Adult vaccination protects kids from whooping cough, and lessens the disease if the vaccinated person does get sick. However, “our compliance with that is less than optimal, which provides an opportunity for older people to get whooping cough,” Schaffner said.

While whooping cough can be dangerous for older adults, the primary concern is an adult passing the bacteria to an unvaccinated newborn baby. 

“Anyone who comes to see the new baby should have had a recent inoculation with Tdap vaccine, to provide a cocoon of protection around that baby,” Schaffner said.

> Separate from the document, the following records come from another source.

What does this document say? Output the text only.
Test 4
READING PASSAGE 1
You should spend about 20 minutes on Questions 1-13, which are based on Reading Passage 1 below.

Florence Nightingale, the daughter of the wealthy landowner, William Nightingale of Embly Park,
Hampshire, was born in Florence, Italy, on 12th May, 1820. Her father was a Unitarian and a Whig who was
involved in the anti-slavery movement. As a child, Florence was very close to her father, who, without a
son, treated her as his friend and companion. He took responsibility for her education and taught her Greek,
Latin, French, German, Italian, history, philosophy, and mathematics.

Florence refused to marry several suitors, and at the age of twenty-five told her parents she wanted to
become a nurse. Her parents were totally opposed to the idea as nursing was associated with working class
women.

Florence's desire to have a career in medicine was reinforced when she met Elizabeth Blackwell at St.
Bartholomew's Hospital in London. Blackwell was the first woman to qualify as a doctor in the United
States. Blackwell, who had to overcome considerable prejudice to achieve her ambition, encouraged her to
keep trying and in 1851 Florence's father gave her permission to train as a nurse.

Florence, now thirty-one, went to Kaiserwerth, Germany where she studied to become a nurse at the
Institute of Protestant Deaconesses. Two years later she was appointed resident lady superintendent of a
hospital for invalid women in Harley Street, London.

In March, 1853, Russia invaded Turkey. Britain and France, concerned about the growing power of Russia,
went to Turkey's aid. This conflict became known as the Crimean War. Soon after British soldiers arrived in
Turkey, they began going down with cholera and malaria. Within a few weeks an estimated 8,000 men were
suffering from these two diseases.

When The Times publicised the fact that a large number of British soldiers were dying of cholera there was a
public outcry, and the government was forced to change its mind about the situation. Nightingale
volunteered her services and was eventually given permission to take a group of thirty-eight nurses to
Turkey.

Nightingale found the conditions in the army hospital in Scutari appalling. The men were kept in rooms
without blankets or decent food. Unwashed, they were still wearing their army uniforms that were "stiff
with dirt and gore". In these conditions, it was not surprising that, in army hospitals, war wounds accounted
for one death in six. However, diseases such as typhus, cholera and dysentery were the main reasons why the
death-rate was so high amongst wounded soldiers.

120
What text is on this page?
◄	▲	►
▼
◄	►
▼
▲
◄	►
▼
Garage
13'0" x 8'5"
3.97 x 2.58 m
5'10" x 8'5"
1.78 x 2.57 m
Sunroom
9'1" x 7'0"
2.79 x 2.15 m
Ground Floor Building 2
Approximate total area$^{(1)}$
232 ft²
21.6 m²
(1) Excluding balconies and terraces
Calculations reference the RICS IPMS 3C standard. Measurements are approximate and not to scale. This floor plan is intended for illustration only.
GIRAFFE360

The CDC advises women to get a booster with every pregnancy. The American College of Obstetricians and Gynecologists recommends pregnant mothers get vaccinated with Tdap during their third trimester, which the CDC says prevents around 78% of pertussis cases and 90% of pertussis hospitalizations in babies younger than 2 months.

Is the bacteria mutating? 

In 2019, researchers at the CDC found the bacteria that causes pertussis — bacterium Bordetella pertussis — has changed over time, which could make the current vaccines less protective than they once were

“It’s not clear what effect, if any, those changes have on vaccine effectiveness,” Reed said.

Schaffner said the vaccines do still offer significant protection and are currently the best method for protection. 

“It’s not like the flu. It mutates very slowly and these strains are sufficiently related to each other, so the vaccine still works,” he said.

The influenza virus mutates rapidly, as does coronavirus, which is why vaccines for those illnesses need to be updated every year. DTaP and Tdap vaccines are not reformulated.

The current outbreaks aren’t cause for alarm, but parents of new babies should be aware of the best ways to protect their newborns.

“It won’t turn into a pandemic because we have a highly vaccinated population,” Schaffner said. “However, let’s make sure that pregnant people get vaccinated, that babies are vaccinated on schedule, and the rest of us take the Tdap vaccine every 10 years.”